The documentation from the receiving hospital revealed that the sending hospital sent the lab results, a CD of the x-ray, and the face sheet, which included the patient's demographics. However, the face sheet did not include any documentation from the physician related to the patient ' s emergency medical condition, preliminary diagnosis, or treatments provided.

Employee (B)/nurse was interviewed on October 13, 2010 at 9:38 a.m. and stated that she was working in the ED when patient #1 was transferred out of the ED. She stated that the physician told her this was not a transfer and not to fill out any transfer paper work.

Physician (E) was interviewed on October 12, 2010 at 3:07 p.m. and stated that he was working the ED when patient #1 presented.
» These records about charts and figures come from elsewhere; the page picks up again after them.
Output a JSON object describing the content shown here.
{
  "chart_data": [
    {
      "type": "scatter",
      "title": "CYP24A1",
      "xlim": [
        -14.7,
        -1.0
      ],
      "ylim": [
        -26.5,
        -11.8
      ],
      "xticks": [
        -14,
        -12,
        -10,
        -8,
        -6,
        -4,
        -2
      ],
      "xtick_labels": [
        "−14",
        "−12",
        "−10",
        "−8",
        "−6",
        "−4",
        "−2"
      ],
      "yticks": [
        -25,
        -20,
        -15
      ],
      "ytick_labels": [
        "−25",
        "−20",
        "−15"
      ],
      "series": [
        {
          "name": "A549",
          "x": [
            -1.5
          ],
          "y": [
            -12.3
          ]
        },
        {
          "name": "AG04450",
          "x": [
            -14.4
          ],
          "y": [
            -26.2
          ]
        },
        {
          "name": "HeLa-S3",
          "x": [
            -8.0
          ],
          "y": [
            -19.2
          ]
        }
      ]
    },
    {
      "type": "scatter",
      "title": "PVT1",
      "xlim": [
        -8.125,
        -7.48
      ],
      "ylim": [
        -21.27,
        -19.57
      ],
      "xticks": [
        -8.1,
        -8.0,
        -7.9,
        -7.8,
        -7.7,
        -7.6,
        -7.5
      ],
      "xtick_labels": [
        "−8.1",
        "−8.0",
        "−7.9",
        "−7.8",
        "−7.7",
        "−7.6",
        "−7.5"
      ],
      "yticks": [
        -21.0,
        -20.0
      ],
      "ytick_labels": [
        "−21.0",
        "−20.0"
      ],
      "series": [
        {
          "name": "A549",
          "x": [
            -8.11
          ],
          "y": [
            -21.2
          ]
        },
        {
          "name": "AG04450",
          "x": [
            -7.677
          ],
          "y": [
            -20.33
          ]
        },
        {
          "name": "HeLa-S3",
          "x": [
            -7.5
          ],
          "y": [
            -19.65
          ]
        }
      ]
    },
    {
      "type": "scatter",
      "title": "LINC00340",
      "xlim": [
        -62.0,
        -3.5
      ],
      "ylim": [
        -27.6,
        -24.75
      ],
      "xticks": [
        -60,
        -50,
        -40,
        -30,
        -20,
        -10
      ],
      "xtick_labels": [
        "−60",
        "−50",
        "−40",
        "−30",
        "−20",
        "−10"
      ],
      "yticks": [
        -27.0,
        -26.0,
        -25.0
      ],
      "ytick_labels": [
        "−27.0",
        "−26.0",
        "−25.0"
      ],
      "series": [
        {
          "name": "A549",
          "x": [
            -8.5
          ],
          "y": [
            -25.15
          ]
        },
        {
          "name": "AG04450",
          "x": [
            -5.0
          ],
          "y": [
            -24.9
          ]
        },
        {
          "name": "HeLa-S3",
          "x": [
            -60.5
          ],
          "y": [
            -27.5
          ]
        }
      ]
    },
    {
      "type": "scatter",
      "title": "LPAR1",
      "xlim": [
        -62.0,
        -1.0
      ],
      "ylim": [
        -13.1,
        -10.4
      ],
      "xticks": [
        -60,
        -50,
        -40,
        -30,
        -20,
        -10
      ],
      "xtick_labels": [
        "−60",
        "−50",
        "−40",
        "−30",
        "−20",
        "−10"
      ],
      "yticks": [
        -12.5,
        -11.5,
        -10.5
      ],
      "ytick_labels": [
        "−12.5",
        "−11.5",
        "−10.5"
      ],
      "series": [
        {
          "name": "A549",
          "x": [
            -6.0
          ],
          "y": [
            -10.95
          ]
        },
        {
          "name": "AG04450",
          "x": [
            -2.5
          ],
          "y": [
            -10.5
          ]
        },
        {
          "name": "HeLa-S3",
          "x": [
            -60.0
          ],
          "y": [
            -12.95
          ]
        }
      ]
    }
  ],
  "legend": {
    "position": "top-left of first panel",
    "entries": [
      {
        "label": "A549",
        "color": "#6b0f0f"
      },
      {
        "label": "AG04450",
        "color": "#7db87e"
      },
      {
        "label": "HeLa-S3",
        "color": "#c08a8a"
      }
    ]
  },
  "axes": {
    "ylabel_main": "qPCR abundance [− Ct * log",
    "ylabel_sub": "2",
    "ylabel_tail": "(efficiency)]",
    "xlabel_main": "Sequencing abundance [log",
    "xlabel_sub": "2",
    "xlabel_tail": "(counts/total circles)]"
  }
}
He conducted the medical screening exam and during the process, the patient's father stated that they wanted to transfer to another hospital. Physician (E) stated that he did not consider this a transfer, did not receive acceptance from the receiving hospital and did not explain the risks and benefits of the transfer.

Physician (G)/Chief of Staff was interviewed on October 13, 2010 at 11:22 a.m. and stated after reviewing patient #1 ED record, the procedure for transferring patients to another hospital/facility was not followed.